![]() |
| By Juan Villaverde |
Bitcoin (BTC, “B+”) has been relatively stable over the past couple weeks — a welcome departure from the brutal cascade of selling that started in mid-January.
But while the panic may have subsided somewhat, anxiety still runs high, especially among the recently shell-shocked. Which, I daresay, includes the vast majority of market participants and observers.
Indeed, the question I’m most often asked is: “Is everything on track? Are we finally heading higher?”
The short answer: Yes, everything remains on track.
The longer answer is somewhat more nuanced. Because my model and early indicators point to two possible scenarios for Bitcoin’s next rally.
But first, a reminder of something you must always keep in mind: “All models are wrong. But some are still useful.”
Nothing I say here is gospel. Markets can — and often do — deviate from even the best forecasting models, even if only temporarily.
With that in mind, let’s revisit …
The Bond/Liquidity Forecast:
As you can see, we remain well within the margin of error for Bitcoin to establish a key 320-day-cycle low.
The weekly structure suggests Bitcoin likely made that low during the week of Feb. 2 — specifically on Feb. 5. That aligns closely with the bond markets’ forecast (marked by the black dotted vertical line).
Bitcoin only appears to be making a “new low” recently because this chart shows weekly closes. And technically, last week’s close was slightly lower. But that’s splitting hairs.
It’s completely normal for prices not to align exactly with model forecasts. The timing can be off a few weeks in either direction — that’s the margin of error inherent in the model.
And after so many weeks of relentless selling, it’s perfectly reasonable for the market to consolidate in the $65,000–$70,000 range for a time.
From a timing perspective, however, it is now time for Bitcoin to start turning up. If — that is … Feb. 5 was indeed the 320-day-cycle bottom.
As we approach the final week of February, my model says Bitcoin should clear $70,000 and begin showing signs of a new cycle rally.
There is, however, a further chapter in this story.
Japan M2 Also Supports an Imminent Rebound … with a Twist
To be clear:
- Both indicators show Bitcoin establishing a mid-February low.
- Both suggest Bitcoin should be rallying right about now.
- Both indicate this rally should begin accelerating into next week.
Where they differ … is what happens after that.
CBL points to a powerful rally beginning soon. One that continues largely uninterrupted until Bitcoin closes in on $100,000 in late April or early May.
JPN M2, however, paints a more muted picture.
It anticipates Bitcoin will struggle within a range. There is a chance it may be unable to break meaningfully above $75,000 by mid-March.
From there, we could see another correction before Bitcoin rallies again into May where it’ll likely top out near $90,000.
To recap, CBL anticipates strength. JPN M2 points to stabilization and grind. But both suggest a price recovery from here.

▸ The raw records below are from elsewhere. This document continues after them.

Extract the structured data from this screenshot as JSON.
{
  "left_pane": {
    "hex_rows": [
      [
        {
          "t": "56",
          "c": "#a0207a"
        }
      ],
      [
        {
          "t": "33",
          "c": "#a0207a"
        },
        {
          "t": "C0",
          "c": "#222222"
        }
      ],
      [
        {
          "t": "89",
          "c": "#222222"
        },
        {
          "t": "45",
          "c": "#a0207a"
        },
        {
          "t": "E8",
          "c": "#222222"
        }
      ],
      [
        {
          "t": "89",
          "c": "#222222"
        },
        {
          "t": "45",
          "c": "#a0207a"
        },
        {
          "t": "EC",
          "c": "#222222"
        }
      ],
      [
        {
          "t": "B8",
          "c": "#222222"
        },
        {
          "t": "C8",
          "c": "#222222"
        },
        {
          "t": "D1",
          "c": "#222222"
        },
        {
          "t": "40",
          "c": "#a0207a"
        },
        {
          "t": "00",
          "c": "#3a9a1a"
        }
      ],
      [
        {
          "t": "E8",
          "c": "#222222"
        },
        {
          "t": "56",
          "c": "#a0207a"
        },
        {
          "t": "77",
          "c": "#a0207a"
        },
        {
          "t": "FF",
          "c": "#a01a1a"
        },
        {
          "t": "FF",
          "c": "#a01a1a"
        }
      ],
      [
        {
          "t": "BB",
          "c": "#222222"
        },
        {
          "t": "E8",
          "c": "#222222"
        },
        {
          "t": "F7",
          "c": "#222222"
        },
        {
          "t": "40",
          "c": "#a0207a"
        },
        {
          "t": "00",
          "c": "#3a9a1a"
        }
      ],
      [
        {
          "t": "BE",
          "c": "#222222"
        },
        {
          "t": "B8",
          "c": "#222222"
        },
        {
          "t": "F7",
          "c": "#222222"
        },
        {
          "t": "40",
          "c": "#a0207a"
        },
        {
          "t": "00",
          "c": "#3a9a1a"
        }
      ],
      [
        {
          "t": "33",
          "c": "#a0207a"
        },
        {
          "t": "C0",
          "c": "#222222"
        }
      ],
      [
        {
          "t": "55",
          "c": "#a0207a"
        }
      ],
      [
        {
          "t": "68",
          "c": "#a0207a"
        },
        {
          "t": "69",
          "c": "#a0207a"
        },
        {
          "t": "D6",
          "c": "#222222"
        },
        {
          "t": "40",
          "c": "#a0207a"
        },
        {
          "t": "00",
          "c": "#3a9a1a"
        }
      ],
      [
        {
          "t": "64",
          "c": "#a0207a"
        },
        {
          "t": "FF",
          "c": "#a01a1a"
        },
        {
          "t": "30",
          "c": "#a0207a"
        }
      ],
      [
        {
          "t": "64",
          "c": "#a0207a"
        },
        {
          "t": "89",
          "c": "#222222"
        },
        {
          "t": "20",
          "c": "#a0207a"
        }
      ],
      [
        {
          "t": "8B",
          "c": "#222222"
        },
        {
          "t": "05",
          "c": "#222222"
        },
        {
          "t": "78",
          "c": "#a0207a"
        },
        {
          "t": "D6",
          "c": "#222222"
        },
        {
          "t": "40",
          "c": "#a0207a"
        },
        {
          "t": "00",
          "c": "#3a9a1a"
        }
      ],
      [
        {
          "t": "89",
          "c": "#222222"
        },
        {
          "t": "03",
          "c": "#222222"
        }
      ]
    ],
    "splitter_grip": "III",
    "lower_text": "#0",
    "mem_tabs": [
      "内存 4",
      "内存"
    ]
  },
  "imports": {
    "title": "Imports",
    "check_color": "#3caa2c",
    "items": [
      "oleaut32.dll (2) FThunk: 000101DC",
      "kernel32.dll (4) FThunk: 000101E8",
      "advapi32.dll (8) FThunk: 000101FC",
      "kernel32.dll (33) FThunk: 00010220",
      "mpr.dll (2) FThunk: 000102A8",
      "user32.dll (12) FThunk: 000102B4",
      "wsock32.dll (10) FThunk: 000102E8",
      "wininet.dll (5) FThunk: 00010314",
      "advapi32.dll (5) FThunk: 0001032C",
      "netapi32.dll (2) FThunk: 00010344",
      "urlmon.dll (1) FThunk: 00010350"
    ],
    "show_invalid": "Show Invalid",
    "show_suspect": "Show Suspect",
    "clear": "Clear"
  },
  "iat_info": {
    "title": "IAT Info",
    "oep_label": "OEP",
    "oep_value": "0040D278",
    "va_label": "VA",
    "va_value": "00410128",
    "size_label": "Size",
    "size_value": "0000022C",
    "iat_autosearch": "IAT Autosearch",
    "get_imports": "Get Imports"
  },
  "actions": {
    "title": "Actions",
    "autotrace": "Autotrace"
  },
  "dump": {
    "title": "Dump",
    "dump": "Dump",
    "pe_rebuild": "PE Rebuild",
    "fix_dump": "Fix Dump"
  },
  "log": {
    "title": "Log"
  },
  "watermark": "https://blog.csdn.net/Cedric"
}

The differences though are enough to impact targets for traders. And if we do have another correction, that could prove a useful entry for long-term traders, as well.
Which is why I wanted you to see this divergence as soon as possible. You’ll want your strategy set before Bitcoin’s run begins.
And don’t dismiss JPN M2 as an indicator lightly.
It has demonstrated predictive value before. And it’s warning that the coming rally could be slower and less explosive than Central Bank Liquidity alone might imply.
To recap: No liquidity metric I track is pointing toward further systemic collapse.
At minimum, both indicate stabilization: One points toward $100,000 by April. The other points lower, near $90,000.
Most likely, reality will land somewhere in between.